Methodology

How Find School decides what becomes public

Find School is designed to be useful only if public international school pages are trustworthy enough to support a real parent decision. This page explains how to interpret that public layer.

How profiles are assembled

Profiles are built from structured international school records and publicly available school information such as official websites, admissions pages, fee documents, curriculum pages, and public contact details.

What published means

A school page appears publicly only after it passes the current publication gate or receives an explicit operator override. Incomplete or low-confidence records stay out of public search and school pages.

How to read fees

Fee data can vary by grade, term structure, or optional extras. We surface the most decision-useful pricing signal available, but parents should still confirm final fee schedules directly with admissions.

Publication gate

Public pages are intentionally filtered

Find School does not treat every imported international school record as ready for search. Public school pages, compare results, school lists, and sitemap entries are limited to schools that currently pass the publication gate.

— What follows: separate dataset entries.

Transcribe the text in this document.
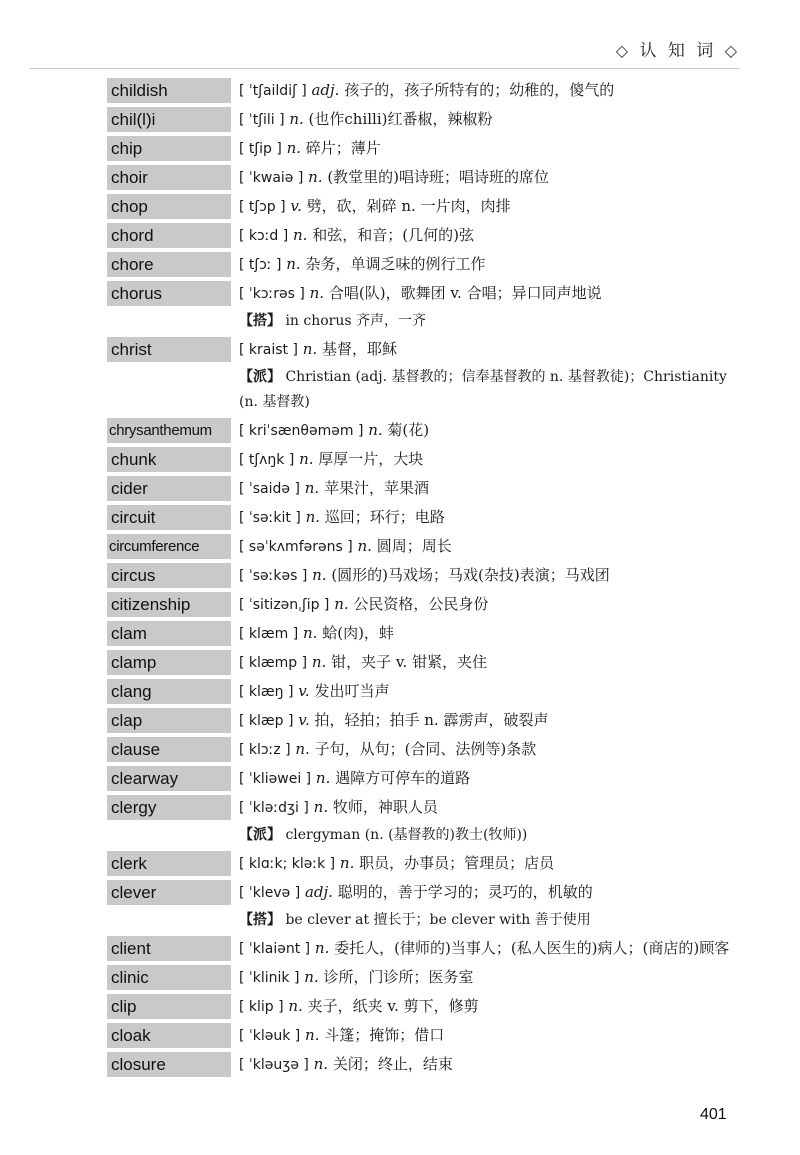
◇ 认 知 词 ◇
childish	[ ˈtʃaildiʃ ] adj. 孩子的，孩子所特有的；幼稚的，傻气的
chil(l)i	[ ˈtʃili ] n. (也作chilli)红番椒，辣椒粉
chip	[ tʃip ] n. 碎片；薄片
choir	[ ˈkwaiə ] n. (教堂里的)唱诗班；唱诗班的席位
chop	[ tʃɔp ] v. 劈，砍，剁碎 n. 一片肉，肉排
chord	[ kɔːd ] n. 和弦，和音；(几何的)弦
chore	[ tʃɔː ] n. 杂务，单调乏味的例行工作
chorus	[ ˈkɔːrəs ] n. 合唱(队)，歌舞团 v. 合唱；异口同声地说
【搭】 in chorus 齐声，一齐
christ	[ kraist ] n. 基督，耶稣
【派】 Christian (adj. 基督教的；信奉基督教的 n. 基督教徒)；Christianity (n. 基督教)
chrysanthemum	[ kriˈsænθəməm ] n. 菊(花)
chunk	[ tʃʌŋk ] n. 厚厚一片，大块
cider	[ ˈsaidə ] n. 苹果汁，苹果酒
circuit	[ ˈsəːkit ] n. 巡回；环行；电路
circumference	[ səˈkʌmfərəns ] n. 圆周；周长
circus	[ ˈsəːkəs ] n. (圆形的)马戏场；马戏(杂技)表演；马戏团
citizenship	[ ˈsitizənˌʃip ] n. 公民资格，公民身份
clam	[ klæm ] n. 蛤(肉)，蚌
clamp	[ klæmp ] n. 钳，夹子 v. 钳紧，夹住
clang	[ klæŋ ] v. 发出叮当声
clap	[ klæp ] v. 拍，轻拍；拍手 n. 霹雳声，破裂声
clause	[ klɔːz ] n. 子句，从句；(合同、法例等)条款
clearway	[ ˈkliəwei ] n. 遇障方可停车的道路
clergy	[ ˈkləːdʒi ] n. 牧师，神职人员
【派】 clergyman (n. (基督教的)教士(牧师))
clerk	[ klɑːk; kləːk ] n. 职员，办事员；管理员；店员
clever	[ ˈklevə ] adj. 聪明的，善于学习的；灵巧的，机敏的
【搭】 be clever at 擅长于；be clever with 善于使用
client	[ ˈklaiənt ] n. 委托人，(律师的)当事人；(私人医生的)病人；(商店的)顾客
clinic	[ ˈklinik ] n. 诊所，门诊所；医务室
clip	[ klip ] n. 夹子，纸夹 v. 剪下，修剪
cloak	[ ˈkləuk ] n. 斗篷；掩饰；借口
closure	[ ˈkləuʒə ] n. 关闭；终止，结束
401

In practice, that means we try to avoid indexing records that are missing too many core parent-decision facts such as IB, British, Cambridge A-Level, American, or bilingual curriculum, location clarity, tuition, or usable descriptive content.

Data interpretation

Use profiles as a shortlist tool, not the final authority

The public profile should help a family answer the first-round questions: where the international school is, whether it offers IB, British, Cambridge A-Level, American, bilingual, or English-speaking pathways, who it serves, the rough price band, and how to contact admissions.

If a family is moving forward, final verification should always happen on the school's official site or directly with admissions, especially for fees, entry points, language tracks, and year-specific availability.

What this means for SEO and parents

We would rather index fewer strong profiles than publish a directory full of weak ones

This makes public pages more useful for both human readers and search systems. The goal is not to inflate page count, but to make each indexed page answer meaningful parent questions with enough confidence to justify being public.